Detail tentang pendanaan sains langka dalam anggaran Inggris terbaru |  Berita post thumbnail image

gede Pengeluaran SGP 2020 – 2021.

Para ahli di bidang sains dan pendanaan penelitian menyambut baik anggaran yang diumumkan oleh Rishi Sunak, kanselir keuangan Inggris, pada 3 Maret.

Reaksi ini sangat kontras dengan pujian luas dari komunitas ilmiah dalam menanggapi anggaran Maret lalu, yang menjanjikan peningkatan besar dalam pendanaan pemerintah untuk litbang. Pada saat itu, para peneliti menyambut baik janji pemerintah Inggris untuk meningkatkan belanja litbang publik menjadi £ 22 miliar pada tahun 2024-2025, dengan tujuan yang lebih luas untuk mencapai target 2,4% dari produk domestik bruto (PDB) untuk Litbang pada tahun 2027.

Meskipun pemerintah Inggris mungkin masih berada di jalur yang tepat untuk mencapai tujuan itu – sebagian karena jatuhnya PDB Inggris sejak pandemi dimulai – rincian seputar tujuan jangka panjang pada pendanaan sains tetap menjadi misteri.

‘Pengumuman tersebut menjelaskan secara spesifik tentang bagaimana pemerintah bermaksud menggunakan kekuatan sektor ilmiah yang lebih luas untuk membangun kembali dengan lebih baik,’ kata Helen Pain, kepala eksekutif sementara Royal Society of Chemistry. “Sambil menyadari pentingnya niat untuk terus memberikan dukungan Covid tambahan, pemerintah tidak boleh melupakan penelitian non-Covid.”
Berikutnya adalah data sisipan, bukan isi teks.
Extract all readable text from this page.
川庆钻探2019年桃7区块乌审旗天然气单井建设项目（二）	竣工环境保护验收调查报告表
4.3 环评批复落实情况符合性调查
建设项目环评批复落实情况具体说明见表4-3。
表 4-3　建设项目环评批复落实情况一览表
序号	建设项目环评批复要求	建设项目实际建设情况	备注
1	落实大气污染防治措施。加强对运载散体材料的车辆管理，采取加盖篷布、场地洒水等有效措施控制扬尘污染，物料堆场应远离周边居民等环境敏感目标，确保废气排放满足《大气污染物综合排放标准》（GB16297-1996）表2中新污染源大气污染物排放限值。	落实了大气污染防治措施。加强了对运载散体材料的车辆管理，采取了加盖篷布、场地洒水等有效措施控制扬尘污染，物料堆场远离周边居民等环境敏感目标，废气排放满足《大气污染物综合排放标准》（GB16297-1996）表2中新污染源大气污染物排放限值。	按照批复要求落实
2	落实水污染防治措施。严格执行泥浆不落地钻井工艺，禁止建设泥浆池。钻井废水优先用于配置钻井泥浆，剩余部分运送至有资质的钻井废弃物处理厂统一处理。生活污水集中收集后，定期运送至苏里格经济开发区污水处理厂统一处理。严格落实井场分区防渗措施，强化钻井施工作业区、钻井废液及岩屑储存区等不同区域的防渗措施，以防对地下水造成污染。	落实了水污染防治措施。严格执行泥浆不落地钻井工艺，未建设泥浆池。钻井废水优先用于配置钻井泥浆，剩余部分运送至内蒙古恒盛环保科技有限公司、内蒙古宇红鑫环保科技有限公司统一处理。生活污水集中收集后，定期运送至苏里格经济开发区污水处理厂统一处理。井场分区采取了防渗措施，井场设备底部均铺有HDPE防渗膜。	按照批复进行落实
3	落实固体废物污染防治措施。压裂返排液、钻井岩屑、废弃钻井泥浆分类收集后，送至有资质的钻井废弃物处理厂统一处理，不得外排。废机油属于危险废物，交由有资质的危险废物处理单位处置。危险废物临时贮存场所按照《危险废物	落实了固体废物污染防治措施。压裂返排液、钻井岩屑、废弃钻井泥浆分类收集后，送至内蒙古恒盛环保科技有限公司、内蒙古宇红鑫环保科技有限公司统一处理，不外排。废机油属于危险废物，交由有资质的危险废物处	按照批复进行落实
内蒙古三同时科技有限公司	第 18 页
Kieron Flanagan, seorang peneliti kebijakan sains di University of Manchester di Inggris, juga menekankan kurangnya perincian. ‘Ada beberapa kelalaian yang mencolok,’ katanya. Misalnya, catatan Flanagan, masih belum jelas bagaimana perbendaharaan akan membayar untuk partisipasi Inggris yang disepakati di Horizon Eropa, program sains yang dipimpin Uni Eropa yang berjalan antara 2021 dan 2027, yang diperkirakan akan menelan biaya sekitar £ 2 miliar per tahun.

Jika uang itu berasal dari anggaran sains dan akhirnya melenyapkan sebagian besar kenaikan yang dijadwalkan, komunitas ilmiah akan ‘sangat kecewa’, kata Flangan. Di masa lalu, pemerintah Inggris telah mengaitkan biaya nosional keterlibatan dalam program Litbang UE dengan anggaran sains.
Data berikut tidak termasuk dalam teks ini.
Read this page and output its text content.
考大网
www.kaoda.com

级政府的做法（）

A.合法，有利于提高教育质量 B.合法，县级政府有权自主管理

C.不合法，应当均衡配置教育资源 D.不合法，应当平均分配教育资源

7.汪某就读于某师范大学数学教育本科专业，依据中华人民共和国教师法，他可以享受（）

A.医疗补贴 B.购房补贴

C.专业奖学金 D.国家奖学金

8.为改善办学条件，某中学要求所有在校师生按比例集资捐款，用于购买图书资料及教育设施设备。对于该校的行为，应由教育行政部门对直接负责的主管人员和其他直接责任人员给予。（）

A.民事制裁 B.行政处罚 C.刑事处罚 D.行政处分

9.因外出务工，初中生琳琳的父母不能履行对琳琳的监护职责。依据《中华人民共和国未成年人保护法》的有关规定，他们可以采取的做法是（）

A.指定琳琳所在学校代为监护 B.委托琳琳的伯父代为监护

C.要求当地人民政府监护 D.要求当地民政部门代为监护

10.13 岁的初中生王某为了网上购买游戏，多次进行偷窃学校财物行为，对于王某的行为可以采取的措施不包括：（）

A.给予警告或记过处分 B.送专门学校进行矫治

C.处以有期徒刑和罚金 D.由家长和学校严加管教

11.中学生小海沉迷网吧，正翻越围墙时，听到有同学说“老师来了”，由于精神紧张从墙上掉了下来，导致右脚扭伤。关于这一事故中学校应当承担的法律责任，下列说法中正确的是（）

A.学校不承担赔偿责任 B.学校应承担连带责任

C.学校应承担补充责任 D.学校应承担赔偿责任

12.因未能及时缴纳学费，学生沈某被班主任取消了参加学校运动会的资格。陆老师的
Pengabaian utama lainnya dari pengumuman tersebut adalah kurangnya dukungan untuk badan amal penelitian seperti Cancer Research UK dan British Heart Foundation. ‘Pemberi dana amal sangat penting untuk penelitian biomedis di Inggris,’ kata Flanagan. “Mereka benar-benar terpukul oleh pandemi.”

Pengumuman tersebut juga tidak menyebutkan lembaga pendanaan gaya Darpa baru yang dibuat Inggris secara khusus ditujukan untuk mendanai ilmu pengetahuan berisiko tinggi. Bulan lalu, pemerintah mengonfirmasi bahwa badan tersebut akan diluncurkan pada tahun 2022 dan akan memiliki anggaran sebesar £ 800 juta, tetapi rincian mengenai pengiriman pastinya masih belum jelas.

Dalam sebuah pernyataan, Sarah Main, direktur eksekutif Kampanye Sains dan Teknik, menyambut baik pemulihan yang dipimpin R & D dari pandemi yang menjadi fokus Sunak, dengan janji untuk menarik bakat global dengan mengizinkan bisnis kecil untuk menavigasi sistem visa dan berinvestasi di perusahaan inovatif dan ekonomi hijau, tetapi dia juga mencatat bahwa Covid-19 menekan anggaran sains dan tidak ada bantuan yang dijanjikan.

‘Kekuatan Inggris dalam penelitian dan inovasi dapat mendorong pemulihan dan membentuk ekonomi masa depan. Tetapi bagian dari sistem telah mengalami pukulan yang signifikan selama setahun terakhir, ‘tulis Maine. ‘Untuk penelitian dan inovasi untuk mendukung pemulihan dan pertumbuhan Inggris, itu harus dimulai dari fondasi yang kuat itu sendiri.’